Make a little frost cloth house. Bang in 4 robust stakes and securely tie on a frost cloth roof and walls.

Young lime tree with pallet fence on the southside for protection Edible Backyard NZ
2 nasturtium covered pallets on the southside of this lime tree hold the sun and cut the southerly for a cosy, citrus environment

Or create a barrier on the south side to stop the cool southerly flow and hold the warm sun. Use strawbales, corrugated iron or a few pallets – whatever you have lying around.

Rat protection

the only good rat is a dead rat

Oh how rats love citrus. Possums too. Get traps up and running now. Then keep them going year round in a very important contribution to our natural world.

Prepare for new citrus trees

young mandarin

Citrus, especially Meyer lemons, are such a good value backyard fruit to grow. If you want to plant more, now’s the time to choose a good possy and prepare the site.

Here’s all my info on how to choose a good spot + grow great citrus.

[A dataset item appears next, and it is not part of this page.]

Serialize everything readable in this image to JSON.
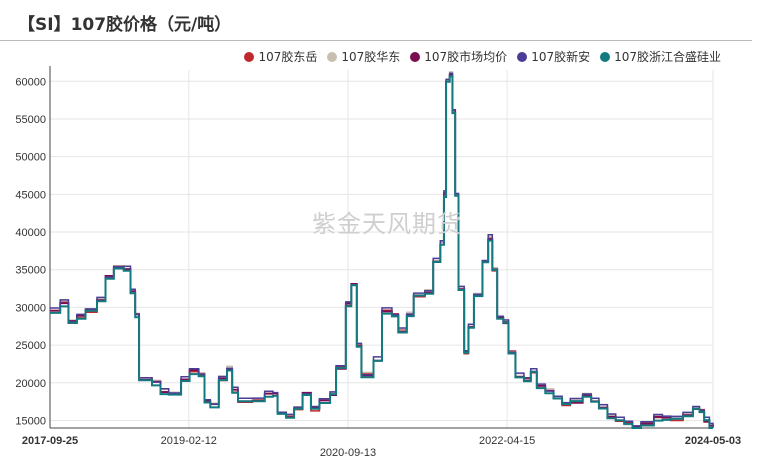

Once you’ve chosen where, make one of my easy peasy compost piles on the site for a pile of goodness right where you need it. When frost has passed in spring, you can plant your new citrus right into it.

Comments

  1. kelvin davies says

    Thanks Kath, any comments on pruning a Persimmon tree which has a great crop.

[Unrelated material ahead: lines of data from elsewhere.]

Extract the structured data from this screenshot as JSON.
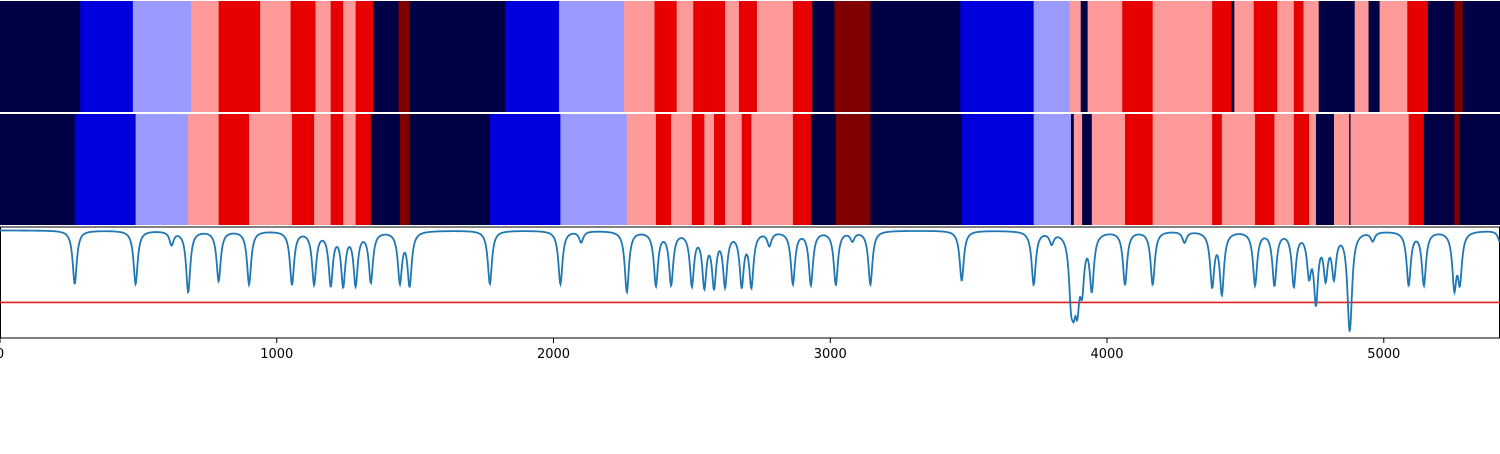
{
  "chart_data": [
    {
      "type": "heatmap",
      "title": "",
      "xlim": [
        0,
        5420
      ],
      "palette": {
        "1": "#000044",
        "2": "#0000dd",
        "3": "#9a9aff",
        "4": "#ff9a9a",
        "5": "#e60000",
        "6": "#800000"
      },
      "segments": [
        {
          "start": 0,
          "end": 290,
          "value": 1
        },
        {
          "start": 290,
          "end": 480,
          "value": 2
        },
        {
          "start": 480,
          "end": 690,
          "value": 3
        },
        {
          "start": 690,
          "end": 790,
          "value": 4
        },
        {
          "start": 790,
          "end": 940,
          "value": 5
        },
        {
          "start": 940,
          "end": 1050,
          "value": 4
        },
        {
          "start": 1050,
          "end": 1140,
          "value": 5
        },
        {
          "start": 1140,
          "end": 1195,
          "value": 4
        },
        {
          "start": 1195,
          "end": 1240,
          "value": 5
        },
        {
          "start": 1240,
          "end": 1285,
          "value": 4
        },
        {
          "start": 1285,
          "end": 1350,
          "value": 5
        },
        {
          "start": 1350,
          "end": 1440,
          "value": 1
        },
        {
          "start": 1440,
          "end": 1480,
          "value": 6
        },
        {
          "start": 1480,
          "end": 1825,
          "value": 1
        },
        {
          "start": 1825,
          "end": 2020,
          "value": 2
        },
        {
          "start": 2020,
          "end": 2255,
          "value": 3
        },
        {
          "start": 2255,
          "end": 2365,
          "value": 4
        },
        {
          "start": 2365,
          "end": 2445,
          "value": 5
        },
        {
          "start": 2445,
          "end": 2505,
          "value": 4
        },
        {
          "start": 2505,
          "end": 2620,
          "value": 5
        },
        {
          "start": 2620,
          "end": 2670,
          "value": 4
        },
        {
          "start": 2670,
          "end": 2735,
          "value": 5
        },
        {
          "start": 2735,
          "end": 2865,
          "value": 4
        },
        {
          "start": 2865,
          "end": 2935,
          "value": 5
        },
        {
          "start": 2935,
          "end": 3015,
          "value": 1
        },
        {
          "start": 3015,
          "end": 3145,
          "value": 6
        },
        {
          "start": 3145,
          "end": 3470,
          "value": 1
        },
        {
          "start": 3470,
          "end": 3735,
          "value": 2
        },
        {
          "start": 3735,
          "end": 3865,
          "value": 3
        },
        {
          "start": 3865,
          "end": 3905,
          "value": 4
        },
        {
          "start": 3905,
          "end": 3930,
          "value": 1
        },
        {
          "start": 3930,
          "end": 4055,
          "value": 4
        },
        {
          "start": 4055,
          "end": 4165,
          "value": 5
        },
        {
          "start": 4165,
          "end": 4380,
          "value": 4
        },
        {
          "start": 4380,
          "end": 4450,
          "value": 5
        },
        {
          "start": 4450,
          "end": 4460,
          "value": 1
        },
        {
          "start": 4460,
          "end": 4530,
          "value": 4
        },
        {
          "start": 4530,
          "end": 4615,
          "value": 5
        },
        {
          "start": 4615,
          "end": 4675,
          "value": 4
        },
        {
          "start": 4675,
          "end": 4710,
          "value": 5
        },
        {
          "start": 4710,
          "end": 4765,
          "value": 4
        },
        {
          "start": 4765,
          "end": 4895,
          "value": 1
        },
        {
          "start": 4895,
          "end": 4945,
          "value": 4
        },
        {
          "start": 4945,
          "end": 4985,
          "value": 1
        },
        {
          "start": 4985,
          "end": 5085,
          "value": 4
        },
        {
          "start": 5085,
          "end": 5160,
          "value": 5
        },
        {
          "start": 5160,
          "end": 5255,
          "value": 1
        },
        {
          "start": 5255,
          "end": 5285,
          "value": 6
        },
        {
          "start": 5285,
          "end": 5420,
          "value": 1
        }
      ]
    },
    {
      "type": "heatmap",
      "title": "",
      "xlim": [
        0,
        5420
      ],
      "palette": {
        "1": "#000044",
        "2": "#0000dd",
        "3": "#9a9aff",
        "4": "#ff9a9a",
        "5": "#e60000",
        "6": "#800000"
      },
      "segments": [
        {
          "start": 0,
          "end": 270,
          "value": 1
        },
        {
          "start": 270,
          "end": 490,
          "value": 2
        },
        {
          "start": 490,
          "end": 680,
          "value": 3
        },
        {
          "start": 680,
          "end": 790,
          "value": 4
        },
        {
          "start": 790,
          "end": 900,
          "value": 5
        },
        {
          "start": 900,
          "end": 1055,
          "value": 4
        },
        {
          "start": 1055,
          "end": 1135,
          "value": 5
        },
        {
          "start": 1135,
          "end": 1195,
          "value": 4
        },
        {
          "start": 1195,
          "end": 1240,
          "value": 5
        },
        {
          "start": 1240,
          "end": 1285,
          "value": 4
        },
        {
          "start": 1285,
          "end": 1340,
          "value": 5
        },
        {
          "start": 1340,
          "end": 1445,
          "value": 1
        },
        {
          "start": 1445,
          "end": 1480,
          "value": 6
        },
        {
          "start": 1480,
          "end": 1770,
          "value": 1
        },
        {
          "start": 1770,
          "end": 2025,
          "value": 2
        },
        {
          "start": 2025,
          "end": 2265,
          "value": 3
        },
        {
          "start": 2265,
          "end": 2370,
          "value": 4
        },
        {
          "start": 2370,
          "end": 2425,
          "value": 5
        },
        {
          "start": 2425,
          "end": 2500,
          "value": 4
        },
        {
          "start": 2500,
          "end": 2545,
          "value": 5
        },
        {
          "start": 2545,
          "end": 2580,
          "value": 4
        },
        {
          "start": 2580,
          "end": 2620,
          "value": 5
        },
        {
          "start": 2620,
          "end": 2680,
          "value": 4
        },
        {
          "start": 2680,
          "end": 2715,
          "value": 5
        },
        {
          "start": 2715,
          "end": 2865,
          "value": 4
        },
        {
          "start": 2865,
          "end": 2930,
          "value": 5
        },
        {
          "start": 2930,
          "end": 3020,
          "value": 1
        },
        {
          "start": 3020,
          "end": 3145,
          "value": 6
        },
        {
          "start": 3145,
          "end": 3475,
          "value": 1
        },
        {
          "start": 3475,
          "end": 3735,
          "value": 2
        },
        {
          "start": 3735,
          "end": 3870,
          "value": 3
        },
        {
          "start": 3870,
          "end": 3880,
          "value": 1
        },
        {
          "start": 3880,
          "end": 3910,
          "value": 4
        },
        {
          "start": 3910,
          "end": 3945,
          "value": 1
        },
        {
          "start": 3945,
          "end": 4065,
          "value": 4
        },
        {
          "start": 4065,
          "end": 4165,
          "value": 5
        },
        {
          "start": 4165,
          "end": 4380,
          "value": 4
        },
        {
          "start": 4380,
          "end": 4415,
          "value": 5
        },
        {
          "start": 4415,
          "end": 4535,
          "value": 4
        },
        {
          "start": 4535,
          "end": 4605,
          "value": 5
        },
        {
          "start": 4605,
          "end": 4675,
          "value": 4
        },
        {
          "start": 4675,
          "end": 4730,
          "value": 5
        },
        {
          "start": 4730,
          "end": 4755,
          "value": 4
        },
        {
          "start": 4755,
          "end": 4820,
          "value": 1
        },
        {
          "start": 4820,
          "end": 4875,
          "value": 4
        },
        {
          "start": 4875,
          "end": 4880,
          "value": 1
        },
        {
          "start": 4880,
          "end": 5090,
          "value": 4
        },
        {
          "start": 5090,
          "end": 5145,
          "value": 5
        },
        {
          "start": 5145,
          "end": 5255,
          "value": 1
        },
        {
          "start": 5255,
          "end": 5275,
          "value": 6
        },
        {
          "start": 5275,
          "end": 5420,
          "value": 1
        }
      ]
    },
    {
      "type": "line",
      "title": "",
      "xlabel": "",
      "ylabel": "",
      "xlim": [
        0,
        5420
      ],
      "ylim": [
        0,
        1
      ],
      "xticks": [
        0,
        1000,
        2000,
        3000,
        4000,
        5000
      ],
      "xtick_labels": [
        "0",
        "1000",
        "2000",
        "3000",
        "4000",
        "5000"
      ],
      "threshold": 0.32,
      "baseline": 0.97,
      "dips": [
        {
          "x": 270,
          "depth": 0.48
        },
        {
          "x": 490,
          "depth": 0.48
        },
        {
          "x": 620,
          "depth": 0.12
        },
        {
          "x": 680,
          "depth": 0.55
        },
        {
          "x": 790,
          "depth": 0.45
        },
        {
          "x": 900,
          "depth": 0.48
        },
        {
          "x": 1055,
          "depth": 0.48
        },
        {
          "x": 1135,
          "depth": 0.47
        },
        {
          "x": 1195,
          "depth": 0.47
        },
        {
          "x": 1240,
          "depth": 0.47
        },
        {
          "x": 1285,
          "depth": 0.47
        },
        {
          "x": 1340,
          "depth": 0.45
        },
        {
          "x": 1445,
          "depth": 0.45
        },
        {
          "x": 1480,
          "depth": 0.48
        },
        {
          "x": 1770,
          "depth": 0.48
        },
        {
          "x": 2025,
          "depth": 0.48
        },
        {
          "x": 2100,
          "depth": 0.1
        },
        {
          "x": 2265,
          "depth": 0.55
        },
        {
          "x": 2370,
          "depth": 0.48
        },
        {
          "x": 2425,
          "depth": 0.47
        },
        {
          "x": 2500,
          "depth": 0.47
        },
        {
          "x": 2545,
          "depth": 0.47
        },
        {
          "x": 2580,
          "depth": 0.47
        },
        {
          "x": 2620,
          "depth": 0.47
        },
        {
          "x": 2680,
          "depth": 0.47
        },
        {
          "x": 2715,
          "depth": 0.48
        },
        {
          "x": 2780,
          "depth": 0.12
        },
        {
          "x": 2865,
          "depth": 0.47
        },
        {
          "x": 2930,
          "depth": 0.48
        },
        {
          "x": 3020,
          "depth": 0.48
        },
        {
          "x": 3080,
          "depth": 0.08
        },
        {
          "x": 3145,
          "depth": 0.48
        },
        {
          "x": 3475,
          "depth": 0.45
        },
        {
          "x": 3735,
          "depth": 0.48
        },
        {
          "x": 3800,
          "depth": 0.1
        },
        {
          "x": 3870,
          "depth": 0.48
        },
        {
          "x": 3880,
          "depth": 0.4
        },
        {
          "x": 3893,
          "depth": 0.5
        },
        {
          "x": 3910,
          "depth": 0.42
        },
        {
          "x": 3945,
          "depth": 0.5
        },
        {
          "x": 4065,
          "depth": 0.48
        },
        {
          "x": 4165,
          "depth": 0.48
        },
        {
          "x": 4280,
          "depth": 0.1
        },
        {
          "x": 4380,
          "depth": 0.48
        },
        {
          "x": 4415,
          "depth": 0.55
        },
        {
          "x": 4535,
          "depth": 0.48
        },
        {
          "x": 4605,
          "depth": 0.48
        },
        {
          "x": 4675,
          "depth": 0.48
        },
        {
          "x": 4730,
          "depth": 0.35
        },
        {
          "x": 4755,
          "depth": 0.6
        },
        {
          "x": 4790,
          "depth": 0.38
        },
        {
          "x": 4820,
          "depth": 0.38
        },
        {
          "x": 4875,
          "depth": 0.55
        },
        {
          "x": 4880,
          "depth": 0.4
        },
        {
          "x": 4960,
          "depth": 0.08
        },
        {
          "x": 5090,
          "depth": 0.48
        },
        {
          "x": 5145,
          "depth": 0.48
        },
        {
          "x": 5255,
          "depth": 0.48
        },
        {
          "x": 5275,
          "depth": 0.42
        },
        {
          "x": 5420,
          "depth": 0.1
        }
      ]
    }
  ]
}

    Many thanks and take care.

  2. I havent had any fruit on my orange tree for almost 3 years. When I brought it from the garden centre it had fruit. I’ve been feeding it, putting mulch around it but still nothing. It looks like it is in great condition otherwise. What am I doing wrong?

    • First things first Angela – did it flower?

      • I havent seen any flowers on it….

        • Ok so this here is your first problem! Without flowers, there be no fruits.
          Ideally young fruit trees aren’t allowed to grow fruits – ie the grower plucks of all fruits until the 3rd year when the canopy and structure is developed. Fruiting too young wears them out and can take a few years to recover. Give it another year ok.
          At the same time consider how you are feeding it. Too much richness will stimulate foliage at the expense of fruit. This is hard to assess online – but hopefully my citrus posts will help you through this.
          All the best
          Kath

          • I did think it was abit young to have fruit on it when I first purchased it.
            Thank you for your help

  3. Anna saunders says

    Hi Kath
    I have an orchard beginning and want to move two Tamarillos into it
    When is best to do this and shall I build a shelter .
    Thanks Anna

    • Hiya Anna, depends on where you live first up. I dont recommend planting subtropicals or citrus now as we move into our coldest time of year – they love the heat! If you get frosts and live somewhere cold then I’d shelter then in your usual way over winter and move them mid to late spring once night and soil temps are rising.